After One Phoebe Street, Dibble was released from his contract with Warner Music Group. He and guitarist Mark Sterling then joined Hemingway Corner, following the departure of that band's founding member Johnny Douglas, and participated in recording that band's second album, Under the Big Sky. The band initially supported the album by touring as an opening act for Jann Arden in 1995, during which Dibble would return to the stage during Arden's set as the duet vocalist on her hit "Unloved". The album featured the singles "Big Sky", which reached No. 1 on Canada's adult contemporary charts and No. 18 on the pop charts, and "Watch Over You", which reached No. 7 at adult contemporary and No. 21 pop. "Watch Over You" received a SOCAN Award in 1997 as one of the ten most played Canadian songs on radio that year.

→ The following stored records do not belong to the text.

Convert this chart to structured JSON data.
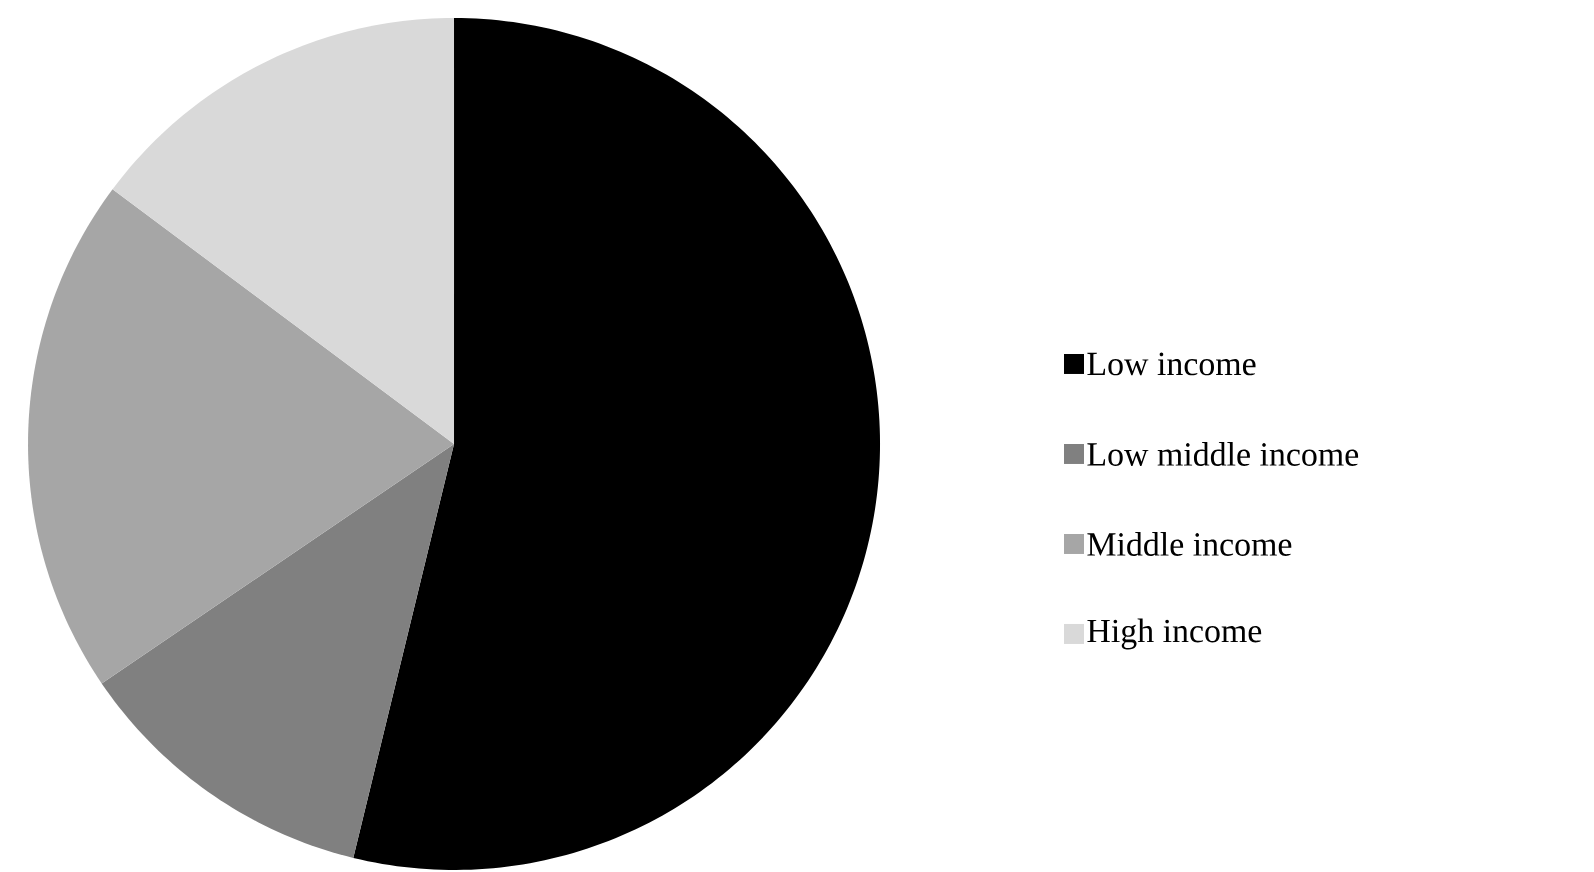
{
  "chart_data": {
    "type": "pie",
    "categories": [
      "Low income",
      "Low middle income",
      "Middle income",
      "High income"
    ],
    "values": [
      53.8,
      11.7,
      19.7,
      14.8
    ],
    "colors": [
      "#000000",
      "#808080",
      "#a6a6a6",
      "#d9d9d9"
    ],
    "legend": "right"
  }
}
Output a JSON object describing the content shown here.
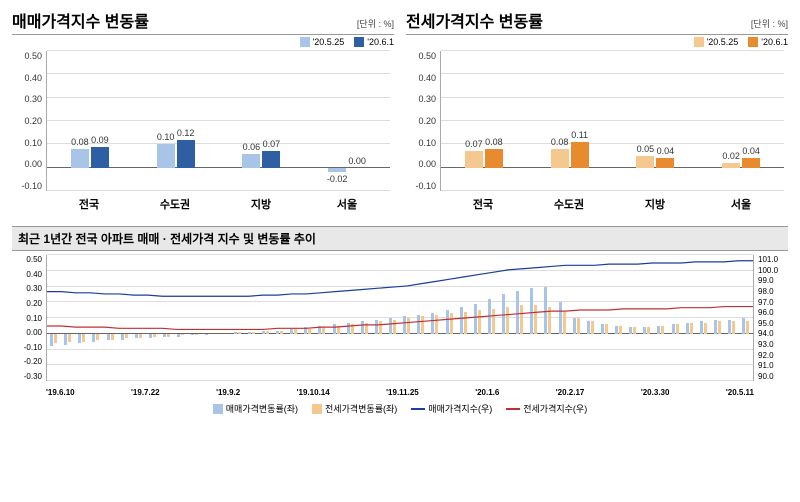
{
  "colors": {
    "blue_light": "#a8c5e8",
    "blue_dark": "#2e5fa3",
    "orange_light": "#f5c88f",
    "orange_dark": "#e88b2e",
    "line_blue": "#1a3d9e",
    "line_red": "#c03030",
    "grid": "#dddddd",
    "axis": "#666666"
  },
  "left_chart": {
    "title": "매매가격지수 변동률",
    "unit": "[단위 : %]",
    "legend": [
      "'20.5.25",
      "'20.6.1"
    ],
    "ylim": [
      -0.1,
      0.5
    ],
    "yticks": [
      "0.50",
      "0.40",
      "0.30",
      "0.20",
      "0.10",
      "0.00",
      "-0.10"
    ],
    "categories": [
      "전국",
      "수도권",
      "지방",
      "서울"
    ],
    "series1": [
      0.08,
      0.1,
      0.06,
      -0.02
    ],
    "series2": [
      0.09,
      0.12,
      0.07,
      0.0
    ],
    "labels1": [
      "0.08",
      "0.10",
      "0.06",
      "-0.02"
    ],
    "labels2": [
      "0.09",
      "0.12",
      "0.07",
      "0.00"
    ]
  },
  "right_chart": {
    "title": "전세가격지수 변동률",
    "unit": "[단위 : %]",
    "legend": [
      "'20.5.25",
      "'20.6.1"
    ],
    "ylim": [
      -0.1,
      0.5
    ],
    "yticks": [
      "0.50",
      "0.40",
      "0.30",
      "0.20",
      "0.10",
      "0.00",
      "-0.10"
    ],
    "categories": [
      "전국",
      "수도권",
      "지방",
      "서울"
    ],
    "series1": [
      0.07,
      0.08,
      0.05,
      0.02
    ],
    "series2": [
      0.08,
      0.11,
      0.04,
      0.04
    ],
    "labels1": [
      "0.07",
      "0.08",
      "0.05",
      "0.02"
    ],
    "labels2": [
      "0.08",
      "0.11",
      "0.04",
      "0.04"
    ]
  },
  "bottom_chart": {
    "title": "최근 1년간 전국 아파트 매매 · 전세가격 지수 및 변동률 추이",
    "left_ylim": [
      -0.3,
      0.5
    ],
    "left_yticks": [
      "0.50",
      "0.40",
      "0.30",
      "0.20",
      "0.10",
      "0.00",
      "-0.10",
      "-0.20",
      "-0.30"
    ],
    "right_ylim": [
      90.0,
      101.0
    ],
    "right_yticks": [
      "101.0",
      "100.0",
      "99.0",
      "98.0",
      "97.0",
      "96.0",
      "95.0",
      "94.0",
      "93.0",
      "92.0",
      "91.0",
      "90.0"
    ],
    "x_labels": [
      "'19.6.10",
      "'19.7.22",
      "'19.9.2",
      "'19.10.14",
      "'19.11.25",
      "'20.1.6",
      "'20.2.17",
      "'20.3.30",
      "'20.5.11"
    ],
    "legend": [
      "매매가격변동률(좌)",
      "전세가격변동률(좌)",
      "매매가격지수(우)",
      "전세가격지수(우)"
    ],
    "bars_blue": [
      -0.08,
      -0.07,
      -0.06,
      -0.05,
      -0.04,
      -0.04,
      -0.03,
      -0.03,
      -0.02,
      -0.02,
      -0.01,
      -0.01,
      0.0,
      0.01,
      0.01,
      0.02,
      0.02,
      0.03,
      0.04,
      0.05,
      0.06,
      0.07,
      0.08,
      0.09,
      0.1,
      0.11,
      0.12,
      0.13,
      0.15,
      0.17,
      0.19,
      0.22,
      0.25,
      0.27,
      0.29,
      0.3,
      0.2,
      0.1,
      0.08,
      0.06,
      0.05,
      0.04,
      0.04,
      0.05,
      0.06,
      0.07,
      0.08,
      0.09,
      0.09,
      0.1
    ],
    "bars_orange": [
      -0.06,
      -0.05,
      -0.05,
      -0.04,
      -0.04,
      -0.03,
      -0.03,
      -0.02,
      -0.02,
      -0.01,
      -0.01,
      0.0,
      0.0,
      0.01,
      0.01,
      0.02,
      0.02,
      0.03,
      0.03,
      0.04,
      0.05,
      0.06,
      0.07,
      0.08,
      0.09,
      0.1,
      0.11,
      0.12,
      0.13,
      0.14,
      0.15,
      0.16,
      0.17,
      0.18,
      0.18,
      0.17,
      0.14,
      0.1,
      0.08,
      0.06,
      0.05,
      0.04,
      0.04,
      0.05,
      0.06,
      0.07,
      0.07,
      0.08,
      0.08,
      0.08
    ],
    "line_blue_y": [
      97.8,
      97.8,
      97.7,
      97.7,
      97.6,
      97.6,
      97.5,
      97.5,
      97.4,
      97.4,
      97.4,
      97.4,
      97.4,
      97.4,
      97.4,
      97.5,
      97.5,
      97.6,
      97.6,
      97.7,
      97.8,
      97.9,
      98.0,
      98.1,
      98.2,
      98.3,
      98.5,
      98.7,
      98.9,
      99.1,
      99.3,
      99.5,
      99.7,
      99.8,
      99.9,
      100.0,
      100.1,
      100.1,
      100.1,
      100.2,
      100.2,
      100.2,
      100.3,
      100.3,
      100.3,
      100.4,
      100.4,
      100.4,
      100.5,
      100.5
    ],
    "line_red_y": [
      94.8,
      94.8,
      94.7,
      94.7,
      94.7,
      94.6,
      94.6,
      94.6,
      94.6,
      94.5,
      94.5,
      94.5,
      94.5,
      94.5,
      94.5,
      94.5,
      94.6,
      94.6,
      94.6,
      94.7,
      94.7,
      94.8,
      94.9,
      94.9,
      95.0,
      95.1,
      95.2,
      95.3,
      95.4,
      95.5,
      95.6,
      95.7,
      95.8,
      95.9,
      96.0,
      96.1,
      96.1,
      96.2,
      96.2,
      96.2,
      96.3,
      96.3,
      96.3,
      96.3,
      96.4,
      96.4,
      96.4,
      96.5,
      96.5,
      96.5
    ]
  }
}
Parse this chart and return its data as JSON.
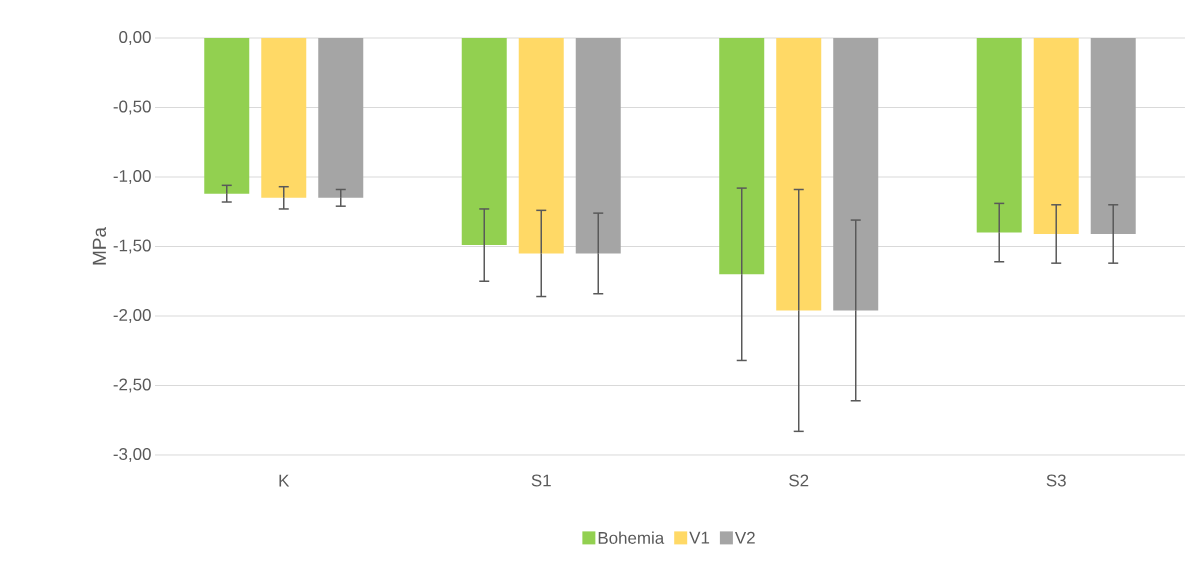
{
  "chart_data": {
    "type": "bar",
    "ylabel": "MPa",
    "categories": [
      "K",
      "S1",
      "S2",
      "S3"
    ],
    "series": [
      {
        "name": "Bohemia",
        "color": "#92d050",
        "values": [
          -1.12,
          -1.49,
          -1.7,
          -1.4
        ],
        "errors": [
          0.06,
          0.26,
          0.62,
          0.21
        ]
      },
      {
        "name": "V1",
        "color": "#ffd966",
        "values": [
          -1.15,
          -1.55,
          -1.96,
          -1.41
        ],
        "errors": [
          0.08,
          0.31,
          0.87,
          0.21
        ]
      },
      {
        "name": "V2",
        "color": "#a5a5a5",
        "values": [
          -1.15,
          -1.55,
          -1.96,
          -1.41
        ],
        "errors": [
          0.06,
          0.29,
          0.65,
          0.21
        ]
      }
    ],
    "ylim": [
      -3,
      0
    ],
    "yticks": [
      {
        "value": 0,
        "label": "0,00"
      },
      {
        "value": -0.5,
        "label": "-0,50"
      },
      {
        "value": -1,
        "label": "-1,00"
      },
      {
        "value": -1.5,
        "label": "-1,50"
      },
      {
        "value": -2,
        "label": "-2,00"
      },
      {
        "value": -2.5,
        "label": "-2,50"
      },
      {
        "value": -3,
        "label": "-3,00"
      }
    ],
    "grid": "y",
    "legend": "bottom"
  }
}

Through the late 1990s and 2000s Hemingway Corner went on hiatus, but Dibble continued to write, record and tour. He also began to shift some of his focus to producing and writing for other artists, opening his Hidden Sound Studio in 2007. In 2011, he co-produced, co-wrote, recorded and performed on Hemingway Corner's third release Speed of Life, and co-produced and recorded Jon Brooks' record Delicate Cages and Arlene Bishop's record 24 is 12 twice or 24 for short.